Wasîlah dan ghâyah (perantara dan tujuan) adalah dua hal yang seringkali tertukar atau sengaja ditukar. Pernak-pernik resepsi pernikahan adalah wasilah. Tenda atau gedung, cathering atau bukan, apa menunya, souvenirnya dsb. Ghâyahnya sakinah, mawaddah dan rahmah, memiliki keturunan yang sholeh dan sholehah.
Faktanya, banyak tertukar. Mati-matian untuk resepsi, live music, dangdut, bahkan menikah di depan Ka’bah. Na’udzubillah, beberapa bulan kemudian cerai di puncak. Ini contoh sederhana. Sejatinya, ghâyah hidup kita adalah Allah, sebagaimana kalimat tahlil “Tidak ada tuhan selain Allah”. Tapi lagi-lagi, saat kita berdo’a dan berdzikir pun, seringkali tertukar antara wasilah dan ghâyah.
Dzikir tahlil atau tauhid “Lâ ilâha illallâh” paling tidak memiliki dua makna, nâfi (peniadaan) dan itsbât (penetapan). Yaitu meniadakan tuhan-tuhan apapun yang disembah, diutamakan, didamba, dirindu, dituju, ditaati, dicinta, selain menetapkan dan menegaskan bahwa Allah ‘azza wa jalla lah satu-satunya tujuan (ghâyah) itu semua.
Namun, perlu kiranya diadakan koreksi, benarkah dzikir kita itu menjadikan Allah swt sebagai ghâyah (tujuan), atau sekadar wasilah (perantara) untuk mendapatkan ghâyah lain? Benarkah kita telah benar-benar meniadakan tuhan-tuhan lain, atau justru dengan dzikir ini menegaskan bahwa kita punya dambaan, tujuan, atau kepentingan lain?

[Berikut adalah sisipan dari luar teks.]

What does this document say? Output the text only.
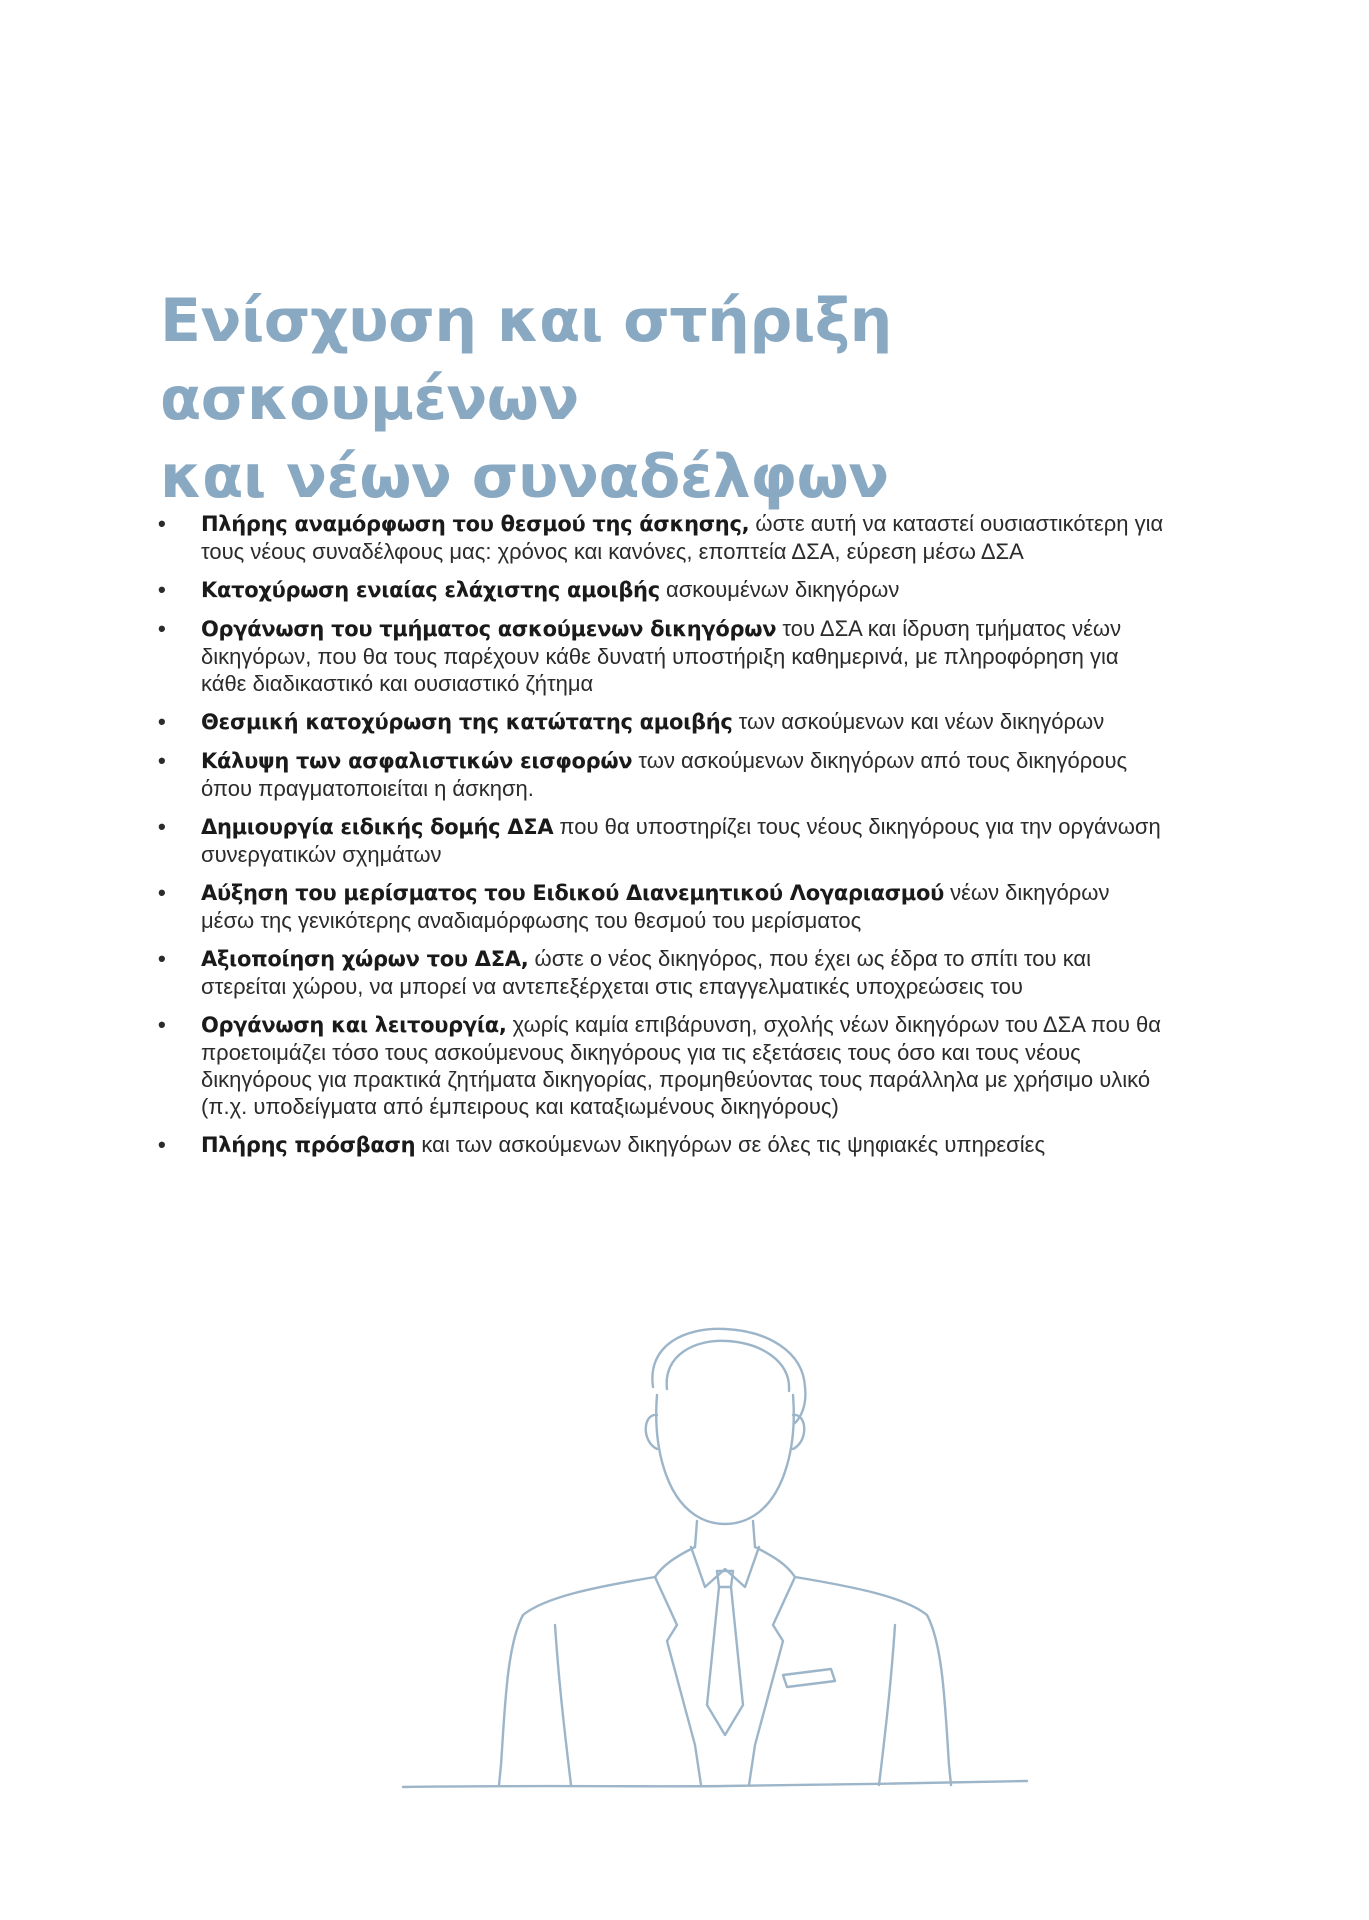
Ενίσχυση και στήριξη ασκουμένων
και νέων συναδέλφων
• Πλήρης αναμόρφωση του θεσμού της άσκησης, ώστε αυτή να καταστεί ουσιαστικότερη για τους νέους συναδέλφους μας: χρόνος και κανόνες, εποπτεία ΔΣΑ, εύρεση μέσω ΔΣΑ
• Κατοχύρωση ενιαίας ελάχιστης αμοιβής ασκουμένων δικηγόρων
• Οργάνωση του τμήματος ασκούμενων δικηγόρων του ΔΣΑ και ίδρυση τμήματος νέων δικηγόρων, που θα τους παρέχουν κάθε δυνατή υποστήριξη καθημερινά, με πληροφόρηση για κάθε διαδικαστικό και ουσιαστικό ζήτημα
• Θεσμική κατοχύρωση της κατώτατης αμοιβής των ασκούμενων και νέων δικηγόρων
• Κάλυψη των ασφαλιστικών εισφορών των ασκούμενων δικηγόρων από τους δικηγόρους όπου πραγματοποιείται η άσκηση.
• Δημιουργία ειδικής δομής ΔΣΑ που θα υποστηρίζει τους νέους δικηγόρους για την οργάνωση συνεργατικών σχημάτων
• Αύξηση του μερίσματος του Ειδικού Διανεμητικού Λογαριασμού νέων δικηγόρων μέσω της γενικότερης αναδιαμόρφωσης του θεσμού του μερίσματος
• Αξιοποίηση χώρων του ΔΣΑ, ώστε ο νέος δικηγόρος, που έχει ως έδρα το σπίτι του και στερείται χώρου, να μπορεί να αντεπεξέρχεται στις επαγγελματικές υποχρεώσεις του
• Οργάνωση και λειτουργία, χωρίς καμία επιβάρυνση, σχολής νέων δικηγόρων του ΔΣΑ που θα προετοιμάζει τόσο τους ασκούμενους δικηγόρους για τις εξετάσεις τους όσο και τους νέους δικηγόρους για πρακτικά ζητήματα δικηγορίας, προμηθεύοντας τους παράλληλα με χρήσιμο υλικό (π.χ. υποδείγματα από έμπειρους και καταξιωμένους δικηγόρους)
• Πλήρης πρόσβαση και των ασκούμενων δικηγόρων σε όλες τις ψηφιακές υπηρεσίες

Secara teori dan seharusnya, Allah adalah ghâyah (ghard al-a’la, tujuan tertinggi). Hingga, setiap do’a dan harapan, atau amal shaleh yang kita kerjakan, ghâyah-nya adalah Allah dan hanya Allah, bukan apapun selain Allah. Sekali lagi, apapun selain Allah.
Tapi, benarkah demikian? Bukankah seringkali, atau boleh jadi, selalu kita berdo’a dan berdzikir karena ada ghâyah selain Allah. Jika demikian, maka posisi sesungguhnya adalah, Allah swt sebagai wasilah (perantara) untuk mencapai ghâyah (tujuan) tertentu. Dan tujuan utama itulah tuhan sebenarnya.
Di antara penegasan tujuan dzikir, dalam thariqah qadiriyah naqsyabandiyah (TQN), tepat sebelum dzikir tahlil harus ditegaskan bahwa “ilâhî anta maqshûdî, wa ridhâka mathlûbî, a’thinî mahabbatak wa ma’rifatak” (Tuhanku, Engkaulah maksudku, dan ridho Mu tuntutanku, berikanlah aku cinta Mu dan ma’rifat Mu). Barulah kemudian memulai tahlil, meresapi dan menghayati nâfi dan itsbât.
Tidak ada tujuan kecuali Allah, tidak ada ghâyah selain Allah, tidak ada tuhan selain Allah swt, melepaskan segala keinginan jiwa, hanya fokus pada keinginan Allah dan ridho Allah. Bahkan, mengharapkan ridho Allah itu sendiri bukan final, namun hal itu kita akan bahas di tulisan-tulisan selanjutnya, Insyaallah.